Since the start of the financial crisis mortgage payment protection insurers have suffered significant damage to their operating profits as a result of the large numbers of redundancies made. In reaction to this many MPPI insurers have resorted to cancelling policies or raising premiums in order to maintain profitability, which has led to a large number of complaints with the Financial Services Authority (FSA). A new agreement between the FSA and insurance providers has, hopefully, led to a resolution to this problem.
Insurers cancelling MPPI policies
Mortgage payment protection insurance (MPPI) covers the policyholder from the risk of missing home loan payments due to accident, sickness or unemployment. Due to the terms and conditions written into many of these plans insurers were able to cancel policies as profitability fell due to rising unemployment.
Many consumers felt, quite rightly, that the insurers were able to cancel their policy at a time when they were likely to need it most, even though they had been paying their monthly premiums for some time.
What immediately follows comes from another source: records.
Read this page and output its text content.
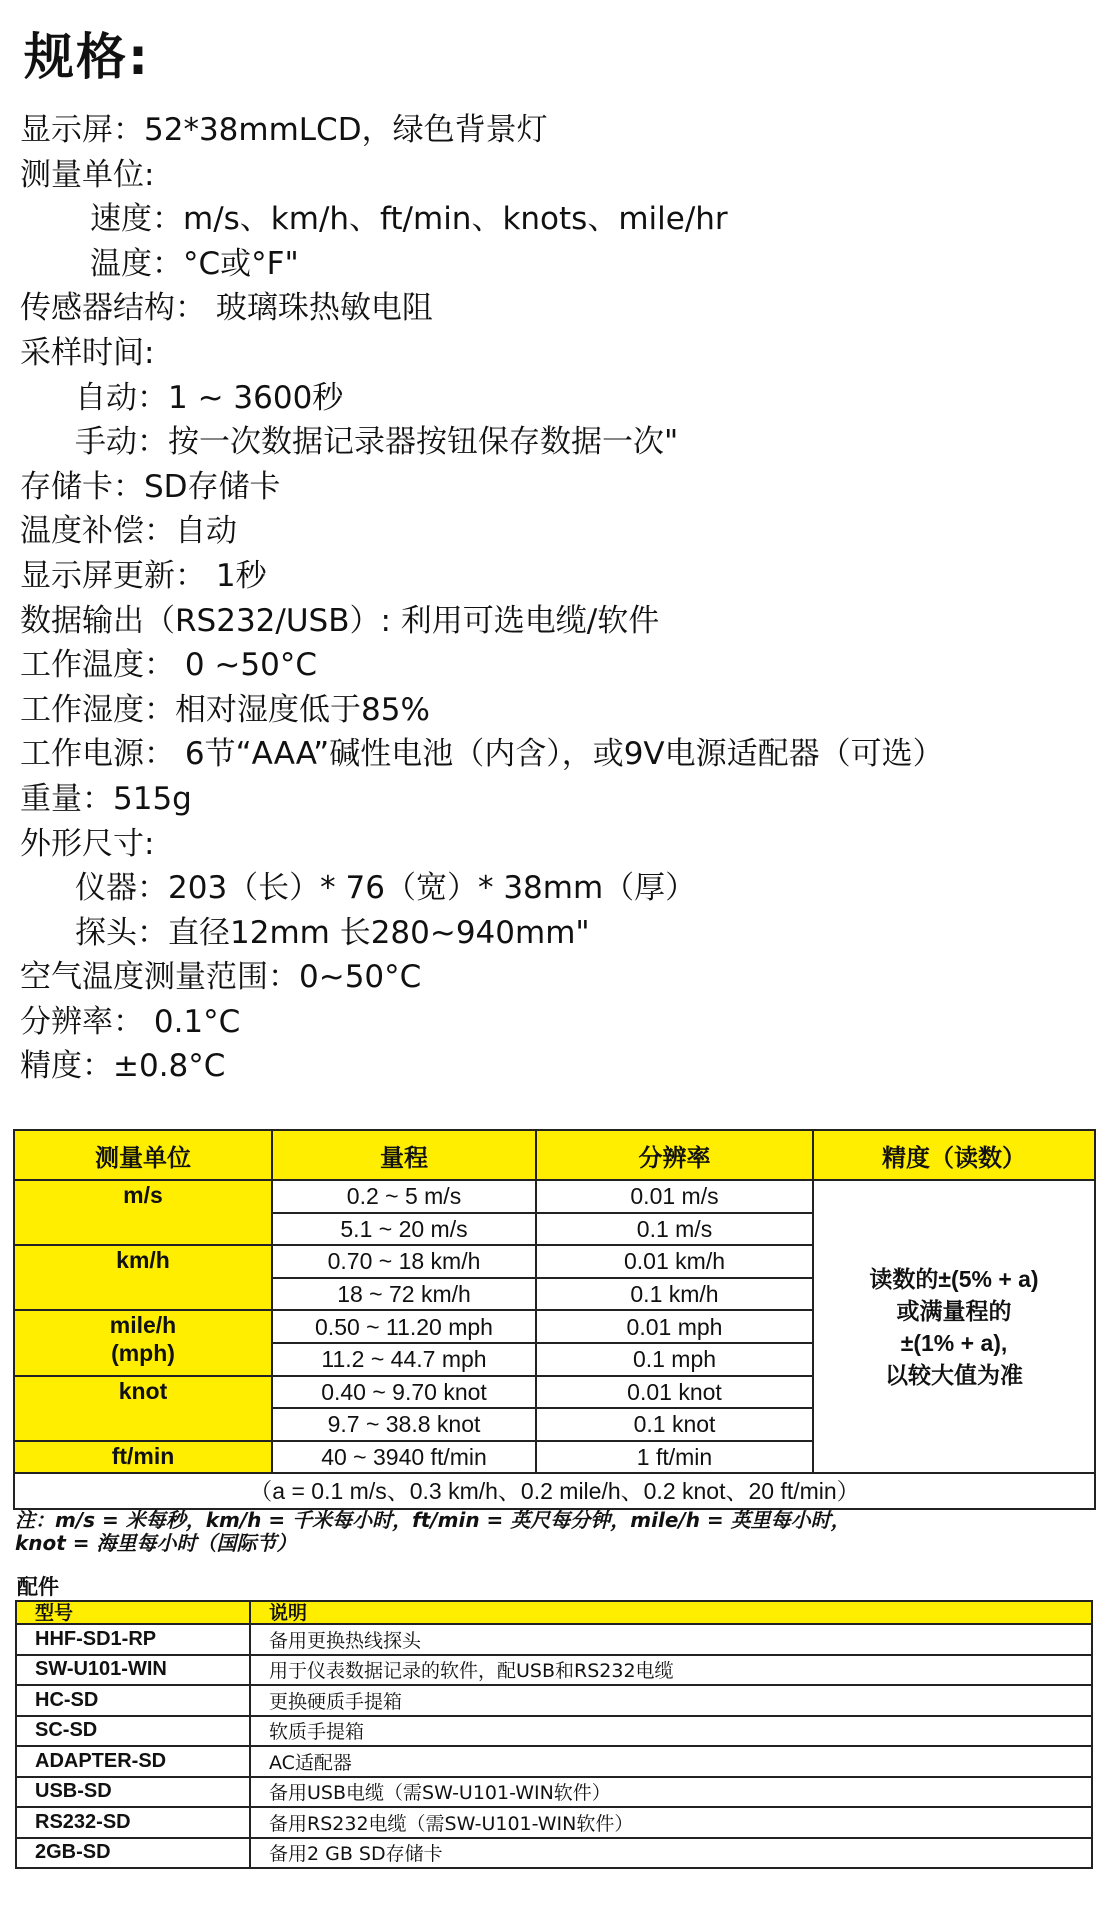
规格:
显示屏：52*38mmLCD，绿色背景灯
测量单位:
速度：m/s、km/h、ft/min、knots、mile/hr
温度：°C或°F"
传感器结构： 玻璃珠热敏电阻
采样时间:
自动：1 ~ 3600秒
手动：按一次数据记录器按钮保存数据一次"
存储卡：SD存储卡
温度补偿：自动
显示屏更新： 1秒
数据输出（RS232/USB）: 利用可选电缆/软件
工作温度： 0 ~50°C
工作湿度：相对湿度低于85%
工作电源： 6节“AAA”碱性电池（内含），或9V电源适配器（可选）
重量：515g
外形尺寸:
仪器：203（长）* 76（宽）* 38mm（厚）
探头：直径12mm 长280~940mm"
空气温度测量范围：0~50°C
分辨率： 0.1°C
精度：±0.8°C
测量单位	量程	分辨率	精度（读数）

m/s	0.2 ~ 5 m/s	0.01 m/s	读数的±(5% + a)
或满量程的
±(1% + a),
以较大值为准

	5.1 ~ 20 m/s	0.1 m/s	

km/h	0.70 ~ 18 km/h	0.01 km/h	
	18 ~ 72 km/h	0.1 km/h	

mile/h
(mph)	0.50 ~ 11.20 mph	0.01 mph	
	11.2 ~ 44.7 mph	0.1 mph	

knot	0.40 ~ 9.70 knot	0.01 knot	
	9.7 ~ 38.8 knot	0.1 knot	

ft/min	40 ~ 3940 ft/min	1 ft/min	
（a = 0.1 m/s、0.3 km/h、0.2 mile/h、0.2 knot、20 ft/min）			
注：m/s = 米每秒，km/h = 千米每小时，ft/min = 英尺每分钟，mile/h = 英里每小时，
knot = 海里每小时（国际节）
配件
型号	说明
HHF-SD1-RP	备用更换热线探头
SW-U101-WIN	用于仪表数据记录的软件，配USB和RS232电缆
HC-SD	更换硬质手提箱
SC-SD	软质手提箱
ADAPTER-SD	AC适配器
USB-SD	备用USB电缆（需SW-U101-WIN软件）
RS232-SD	备用RS232电缆（需SW-U101-WIN软件）
2GB-SD	备用2 GB SD存储卡
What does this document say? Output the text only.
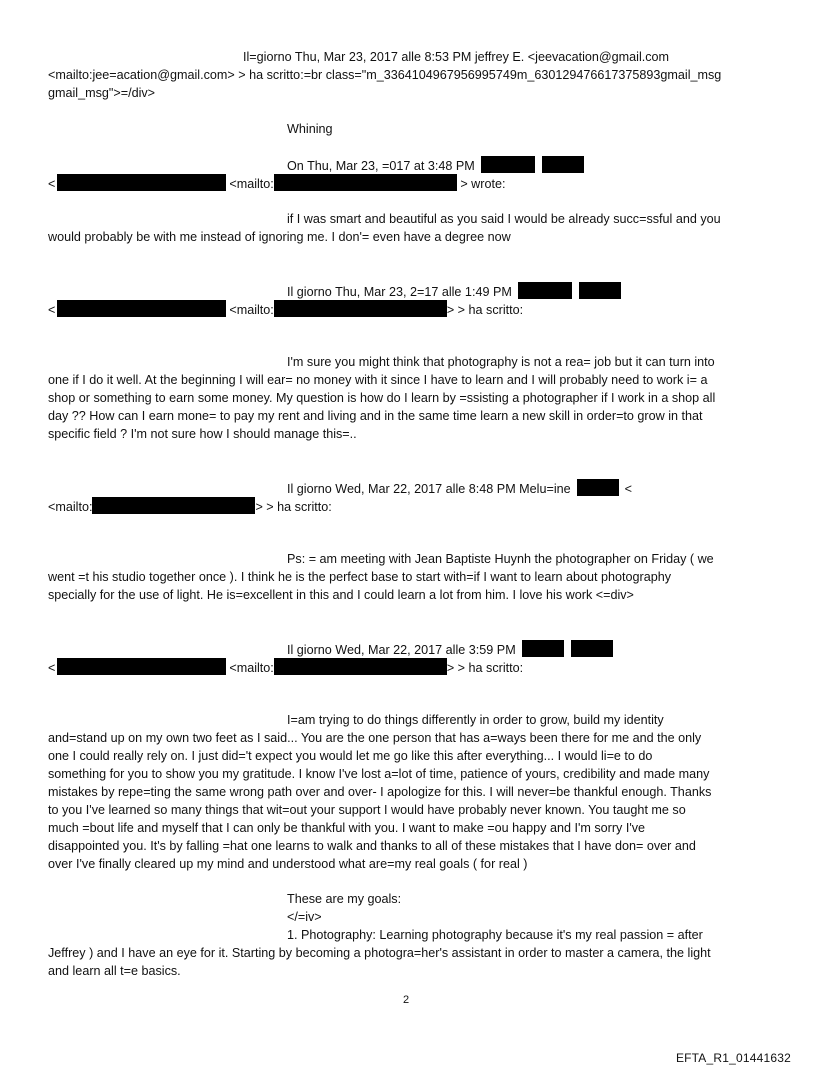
Il=giorno Thu, Mar 23, 2017 alle 8:53 PM jeffrey E. <jeevacation@gmail.com
<mailto:jee=acation@gmail.com> > ha scritto:=br class="m_3364104967956995749m_630129476617375893gmail_msg
gmail_msg">=/div>
Whining
On Thu, Mar 23, =017 at 3:48 PM
<	<mailto:	> wrote:
if I was smart and beautiful as you said I would be already succ=ssful and you
would probably be with me instead of ignoring me. I don'= even have a degree now
Il giorno Thu, Mar 23, 2=17 alle 1:49 PM
<	<mailto:	> > ha scritto:
I'm sure you might think that photography is not a rea= job but it can turn into
one if I do it well. At the beginning I will ear= no money with it since I have to learn and I will probably need to work i= a
shop or something to earn some money. My question is how do I learn by =ssisting a photographer if I work in a shop all
day ?? How can I earn mone= to pay my rent and living and in the same time learn a new skill in order=to grow in that
specific field ? I'm not sure how I should manage this=..
Il giorno Wed, Mar 22, 2017 alle 8:48 PM Melu=ine	<
<mailto:	> > ha scritto:
Ps: = am meeting with Jean Baptiste Huynh the photographer on Friday ( we
went =t his studio together once ). I think he is the perfect base to start with=if I want to learn about photography
specially for the use of light. He is=excellent in this and I could learn a lot from him. I love his work <=div>
Il giorno Wed, Mar 22, 2017 alle 3:59 PM
<	<mailto:	> > ha scritto:
I=am trying to do things differently in order to grow, build my identity
and=stand up on my own two feet as I said... You are the one person that has a=ways been there for me and the only
one I could really rely on. I just did='t expect you would let me go like this after everything... I would li=e to do
something for you to show you my gratitude. I know I've lost a=lot of time, patience of yours, credibility and made many
mistakes by repe=ting the same wrong path over and over- I apologize for this. I will never=be thankful enough. Thanks
to you I've learned so many things that wit=out your support I would have probably never known. You taught me so
much =bout life and myself that I can only be thankful with you. I want to make =ou happy and I'm sorry I've
disappointed you. It's by falling =hat one learns to walk and thanks to all of these mistakes that I have don= over and
over I've finally cleared up my mind and understood what are=my real goals ( for real )
These are my goals:
</=iv>
1. Photography: Learning photography because it's my real passion = after
Jeffrey ) and I have an eye for it. Starting by becoming a photogra=her's assistant in order to master a camera, the light
and learn all t=e basics.
2
EFTA_R1_01441632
The truth is that many insurers felt as though they had no choice because the number of claims being registered made the risk of bankruptcy very real. Insurers underwriting models were not equiped to handle the unexpected rise in redundancies as a result of the recession and cancelling policies was as way to curb their losses (along with raising premiums).
The situation now
Under the new FSA agreement insurers have committed to offering refunds for those individuals who had their policies cancelled or they have the option for the plan to be reinstated on their original terms.
All policies now taken out have to follow the new FSA agreement. Insurers must now state their cancellation rights very clearly in their terms and conditions. In line with the FSA’s principle of treating customers fairly (TCF) insurers have agreed to limit their cancellation rights. Although the exact details will vary from insurer to insurer, MPPI providers have the right to cancel the policy after 12 months of cover and with 90 days written warning. If any changes are made to the premiums or policy terms the 12 month period of cover will usually start again.
These new measured should put some confidence back in the market that insurers cannot just cancel plans at will when the market turns against them. Drewberry Mortgage Insurance feel that a period of 90 days provides a reasonable window of opportunity to switch providers should a policy be deemed for cancellation. In this light we welcome the FSA’s action on this matter.